Iain Lees-Galloway, Labour’s spokesperson on Labour Issues, has lodged a member’s bill which would ban the use of zero-hour contracts:

“Unlike casual agreements that provide flexibility for both employer and employee, zero-hour contracts require employees to be available for work at all times but place no expectations at all on employers to provide work.

“The Certainty at Work Bill requires employment agreements to include an indication of the hours an employee will have to work to complete the tasks expected of them. It maintains flexibility for employers while giving employees certainty about the amount of work they can expect to be offered.”

It’s an issue of basic fairness. When you don’t know how many hours you’re working from week to week, how are you supposed to budget? Plan ahead?
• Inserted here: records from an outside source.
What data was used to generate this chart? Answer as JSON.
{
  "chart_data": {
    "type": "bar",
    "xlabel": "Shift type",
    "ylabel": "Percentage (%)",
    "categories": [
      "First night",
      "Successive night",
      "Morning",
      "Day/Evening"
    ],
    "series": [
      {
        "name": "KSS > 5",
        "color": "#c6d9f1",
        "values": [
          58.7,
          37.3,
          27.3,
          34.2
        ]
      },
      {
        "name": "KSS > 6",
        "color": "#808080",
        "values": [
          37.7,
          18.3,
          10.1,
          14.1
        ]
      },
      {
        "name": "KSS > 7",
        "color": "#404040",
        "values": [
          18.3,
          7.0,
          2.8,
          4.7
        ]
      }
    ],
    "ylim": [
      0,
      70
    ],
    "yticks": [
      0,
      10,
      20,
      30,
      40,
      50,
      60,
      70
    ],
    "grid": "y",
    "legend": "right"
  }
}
Start saving the massive deposit you need before you can even imagine owning your own home?

Zero-hour contracts are most used in the food industry, as Unite national director Mike Treen notes:

“McDonald’s, KFC, Pizza Hut, Starbucks, Burger King, Wendy’s – all of the contracts have no minimum hours, and so people can be – and are – rostered anywhere from three to 40 hours a week, or sometimes 60 hours a week, and it depends a lot on how you get on with your manager.”

At ANZ – whose CEO got an 11% pay rise last year – workers went on strike in late 2014 over the company not only refusing to give its workers a decent raise, but also demanding they allow for zero-hour-style “flexibility” in their rosters.

Even John Roughan suggested in December that Andrew Little should “make it Labour’s mission to propose [a legislative solution to the zero-hour problem] without delay.”

So a ban on zero-hour contracts seems to be an idea whose time has most definitely come. But is the Government which took away a basic guaranteed level of rest breaks going to step up and do what’s right?